Play the climate change game at Fieldays
Farmers visiting NIWA’s Fieldays stand at Mystery Creek next week have the opportunity to see into their future by playing a game that dices with climate change.
The aim is to encourage farmers to plan for climate change and maximise their abilities and options in order to adapt and thrive as significant changes in weather patterns begin to take place.
The large board game has been developed by NIWA social scientists and has players deciding how they will face the challenge of dry periods or drought in the 2020s on a Waikato or Bay of Plenty dairy farm and then again 30 years later in the 2050s.
People are asked to play their way through potential dry conditions which, depending on a throw of the dice, could develop into drought or severe drought. They must then make decisions on how to manage their farm according to the conditions.
Players then choose from several typical responses – accessing water, buying food, selling stock, planting drought-resistant crops – and see how their farm responds to their choice. They can then repeat the process in the 2050s under what will then be the prevailing climate – more frequent, severe, or persistent droughts and increased restrictions on some farming options, for example.
The game is intended to highlight the challenges and opportunities climate change is bringing. NIWA also offers farmers the option of exploring how climate change will affect their properties via a computerised visualisation tool. They can also test the newly developed interactive Climate Change Toolkit for Farmers which enables people to plan for change in more detail.

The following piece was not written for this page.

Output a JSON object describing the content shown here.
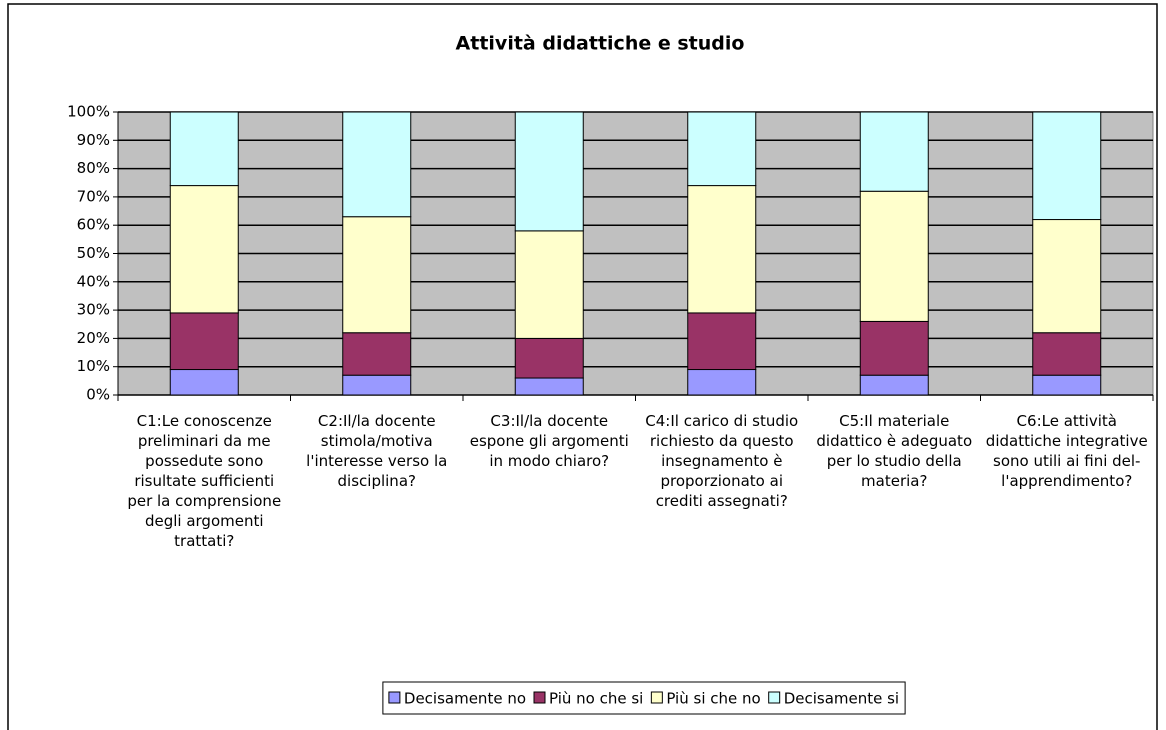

NIWA chief scientist climate Dr Andrew Tait says understanding that significant change is coming it is imperative to plan how to adapt and thrive.
“It is important that people understand how much climate change is likely to affect New Zealand so they can make informed decisions based on good science.”
This year, NIWA and its sister Crown Research Institutes (CRI) AgResearch, Manaaki Whenua and Scion have a combined stand in the main pavilion looking at science solutions for our changing world. Each CRI will be highlighting their climate change research projects and what they mean for the agricultural sector.
Meanwhile, NIWA forecasters say the outlook for Fieldays is unsettled weather with rain, possibly heavy, leading up to the opening day on Wednesday. The best chance for dry weather is likely to be Thursday and Friday.